Background: This study aims to compare responses generated by DeepSeek, a new large language model, and ChatGPT to erectile dysfunction (ED)–related questions.
Methods: The study was conducted by posing online queries to both ChatGPT-4o (OpenAI, United States) and DeepSeek V3 (Hangzhou DeepSeek Artificial Intelligence, China). The most frequently asked questions about ED were identified using Google Trends. The responses from both artificial intelligence (AI) were evaluated by three board-certified urologists, who rated their accuracy on a scale of 1 to 4. Readability was assessed using the Flesch Reading Ease Score (FRES), Flesch-Kincaid Grade Level (FKGL), and Gunning Fog Score (GFS).

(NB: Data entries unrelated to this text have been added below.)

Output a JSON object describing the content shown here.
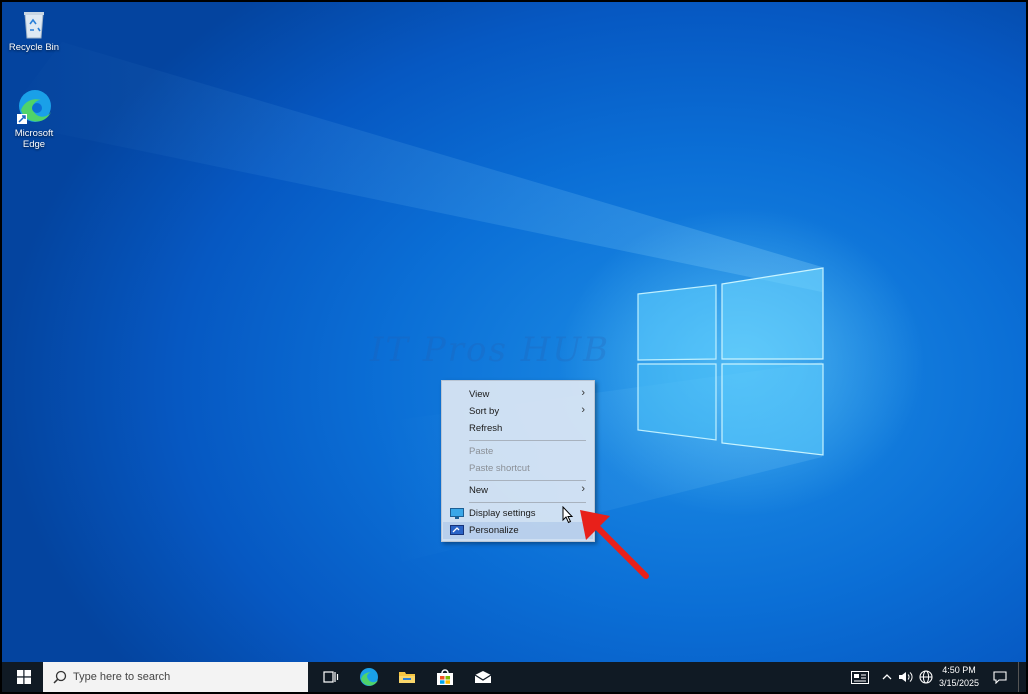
{
  "desktop": {
    "icons": [
      {
        "label": "Recycle Bin",
        "icon": "recycle-bin-icon"
      },
      {
        "label": "Microsoft Edge",
        "icon": "edge-icon"
      }
    ],
    "watermark": "IT Pros HUB"
  },
  "context_menu": {
    "items": [
      {
        "label": "View",
        "has_submenu": true,
        "disabled": false
      },
      {
        "label": "Sort by",
        "has_submenu": true,
        "disabled": false
      },
      {
        "label": "Refresh",
        "has_submenu": false,
        "disabled": false
      },
      {
        "label": "Paste",
        "has_submenu": false,
        "disabled": true
      },
      {
        "label": "Paste shortcut",
        "has_submenu": false,
        "disabled": true
      },
      {
        "label": "New",
        "has_submenu": true,
        "disabled": false
      },
      {
        "label": "Display settings",
        "icon": "display-icon",
        "disabled": false
      },
      {
        "label": "Personalize",
        "icon": "personalize-icon",
        "disabled": false
      }
    ],
    "highlighted": "Personalize"
  },
  "annotation": {
    "arrow_color": "#e8201a"
  },
  "taskbar": {
    "search_placeholder": "Type here to search",
    "pinned": [
      "task-view-icon",
      "edge-icon",
      "file-explorer-icon",
      "store-icon",
      "mail-icon"
    ],
    "tray": [
      "news-icon",
      "chevron-up-icon",
      "volume-icon",
      "network-icon"
    ],
    "clock_time": "4:50 PM",
    "clock_date": "3/15/2025"
  },
  "colors": {
    "desktop": "#0b6fd6",
    "taskbar": "#101a24",
    "menu": "#dee8f4"
  }
}
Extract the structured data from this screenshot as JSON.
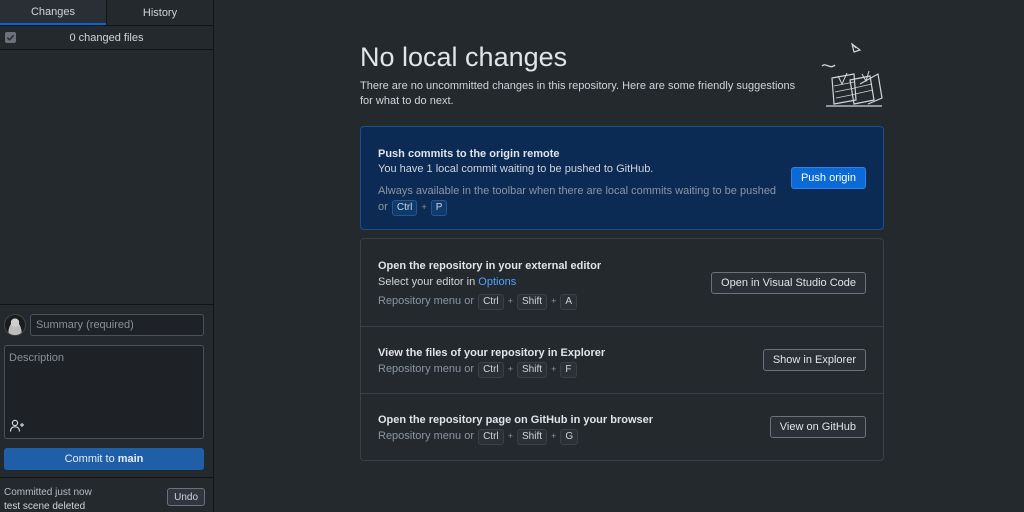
{
  "sidebar": {
    "tabs": [
      {
        "label": "Changes"
      },
      {
        "label": "History"
      }
    ],
    "changed_files_label": "0 changed files",
    "summary_placeholder": "Summary (required)",
    "description_placeholder": "Description",
    "commit_button": {
      "prefix": "Commit to",
      "branch": "main"
    },
    "last_commit": {
      "status": "Committed just now",
      "message": "test scene deleted",
      "undo_label": "Undo"
    }
  },
  "main": {
    "title": "No local changes",
    "subtitle": "There are no uncommitted changes in this repository. Here are some friendly suggestions for what to do next.",
    "push": {
      "title": "Push commits to the origin remote",
      "description": "You have 1 local commit waiting to be pushed to GitHub.",
      "hint": "Always available in the toolbar when there are local commits waiting to be pushed or",
      "shortcut": [
        "Ctrl",
        "P"
      ],
      "button": "Push origin"
    },
    "editor": {
      "title": "Open the repository in your external editor",
      "description_prefix": "Select your editor in",
      "description_link": "Options",
      "hint": "Repository menu or",
      "shortcut": [
        "Ctrl",
        "Shift",
        "A"
      ],
      "button": "Open in Visual Studio Code"
    },
    "explorer": {
      "title": "View the files of your repository in Explorer",
      "hint": "Repository menu or",
      "shortcut": [
        "Ctrl",
        "Shift",
        "F"
      ],
      "button": "Show in Explorer"
    },
    "github": {
      "title": "Open the repository page on GitHub in your browser",
      "hint": "Repository menu or",
      "shortcut": [
        "Ctrl",
        "Shift",
        "G"
      ],
      "button": "View on GitHub"
    },
    "shortcut_separator": "+"
  },
  "colors": {
    "background": "#24292e",
    "accent": "#0366d6",
    "push_card": "#0b2b55",
    "link": "#4ea1ff"
  },
  "icons": [
    "checkbox-icon",
    "avatar",
    "add-coauthor-icon",
    "empty-state-illustration"
  ]
}
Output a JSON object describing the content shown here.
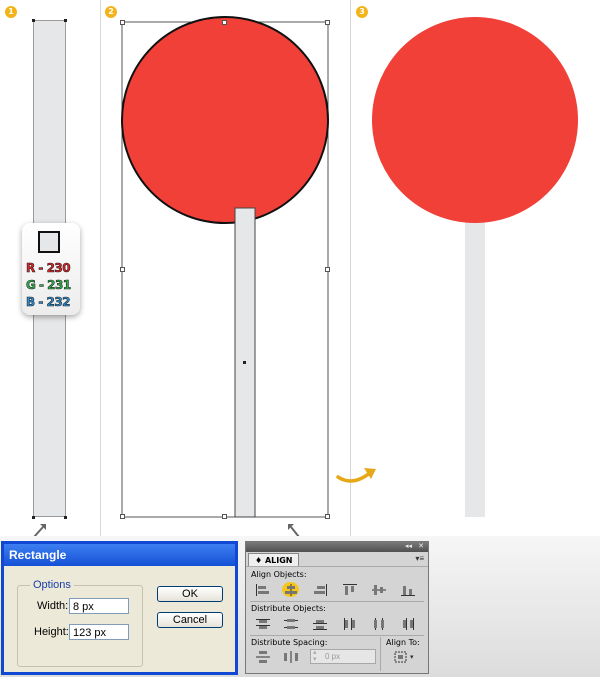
{
  "steps": [
    "1",
    "2",
    "3"
  ],
  "color_card": {
    "r_text": "R - 230",
    "g_text": "G - 231",
    "b_text": "B - 232",
    "stick_color": "#e6e7e8"
  },
  "colors": {
    "candy": "#f04038",
    "stick": "#e6e7e8",
    "badge": "#f3b41a",
    "arrow": "#e6a817",
    "dialog_blue": "#1450d6"
  },
  "rectangle_dialog": {
    "title": "Rectangle",
    "options_label": "Options",
    "width_label": "Width:",
    "width_value": "8 px",
    "height_label": "Height:",
    "height_value": "123 px",
    "ok_label": "OK",
    "cancel_label": "Cancel"
  },
  "align_panel": {
    "tab_label": "♦ ALIGN",
    "align_objects_label": "Align Objects:",
    "distribute_objects_label": "Distribute Objects:",
    "distribute_spacing_label": "Distribute Spacing:",
    "align_to_label": "Align To:",
    "spacing_value": "0 px",
    "align_icons": [
      "horizontal-align-left-icon",
      "horizontal-align-center-icon",
      "horizontal-align-right-icon",
      "vertical-align-top-icon",
      "vertical-align-center-icon",
      "vertical-align-bottom-icon"
    ],
    "distribute_icons": [
      "vertical-distribute-top-icon",
      "vertical-distribute-center-icon",
      "vertical-distribute-bottom-icon",
      "horizontal-distribute-left-icon",
      "horizontal-distribute-center-icon",
      "horizontal-distribute-right-icon"
    ],
    "active_align": "horizontal-align-center-icon"
  }
}
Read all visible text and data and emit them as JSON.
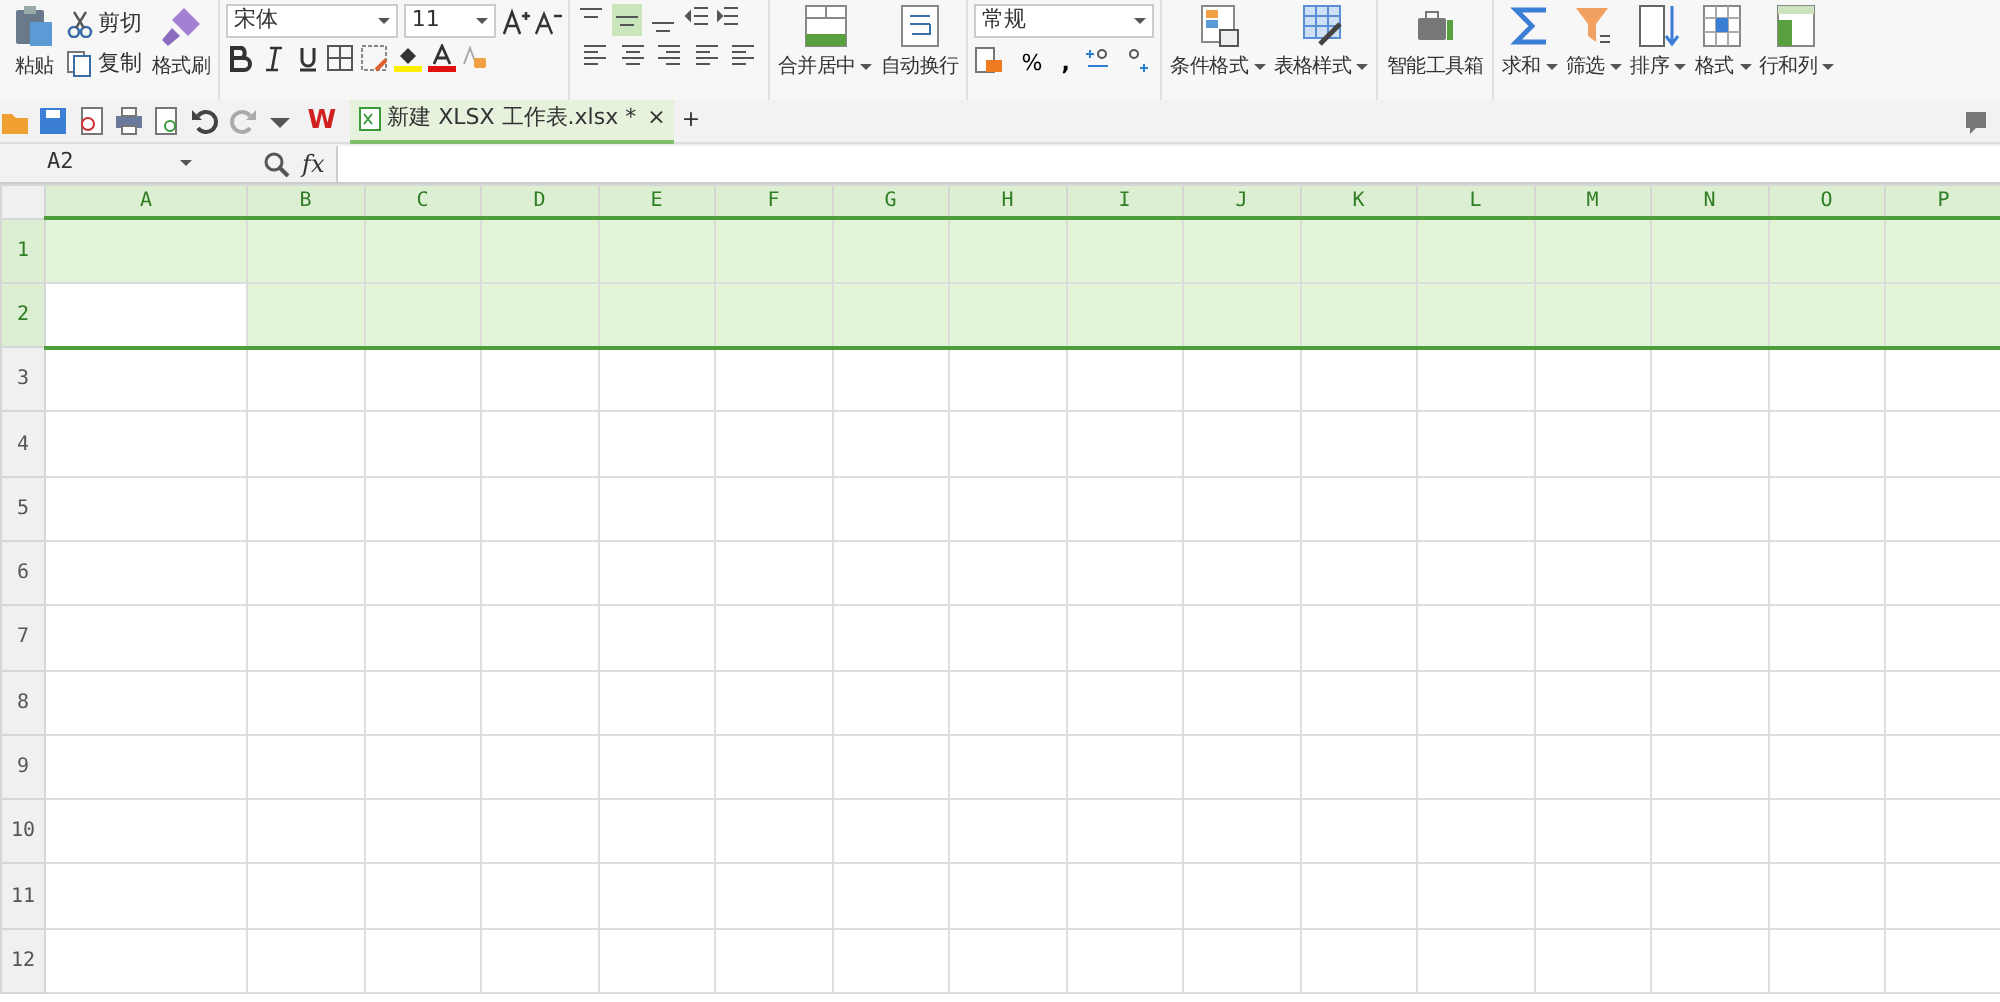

Results: DeepSeek V3 received a significantly higher total reviewer score compared to ChatGPT-4o (4 (IQR 1) vs. 3 (IQR 1); p = 0.016), and its responses contained more words on average (233 (IQR 113) vs. 139 (IQR 99), p = 0.004). While no significant difference was observed in FRES (-5.7 (IQR 17.5) vs. -10.1 (IQR 17.7), p = 0.140), both FKGL ( 16.5 (IQR 1.9) vs. 17.9 (IQR 2.7), p = 0.034) and GFS (18.8 (IQR 4.9) vs.20.6 (IQR 5.8), p = 0.016) scores were significantly lower for DeepSeek-V3, indicating superior readability.
Conclusion: While both ChatGPT-4o and DeepSeek-V3 generated fluent and readable responses, DeepSeek-V3 consistently provided longer, more comprehensive, and highly readable answers,accompanied by higher expert-rated accuracy to ED-related questions. These findings highlight the potential of newer AI models—driven by rapid competitive advancements—to effectively address patient inquiries in sensitive medical domains like ED.
Supplementary Information: The online version contains supplementary material available at 10.1186/s12894-025-02037-6.
Keywords: Artificial intelligence; ChatGPT; DeepSeek; Erectile dysfunction.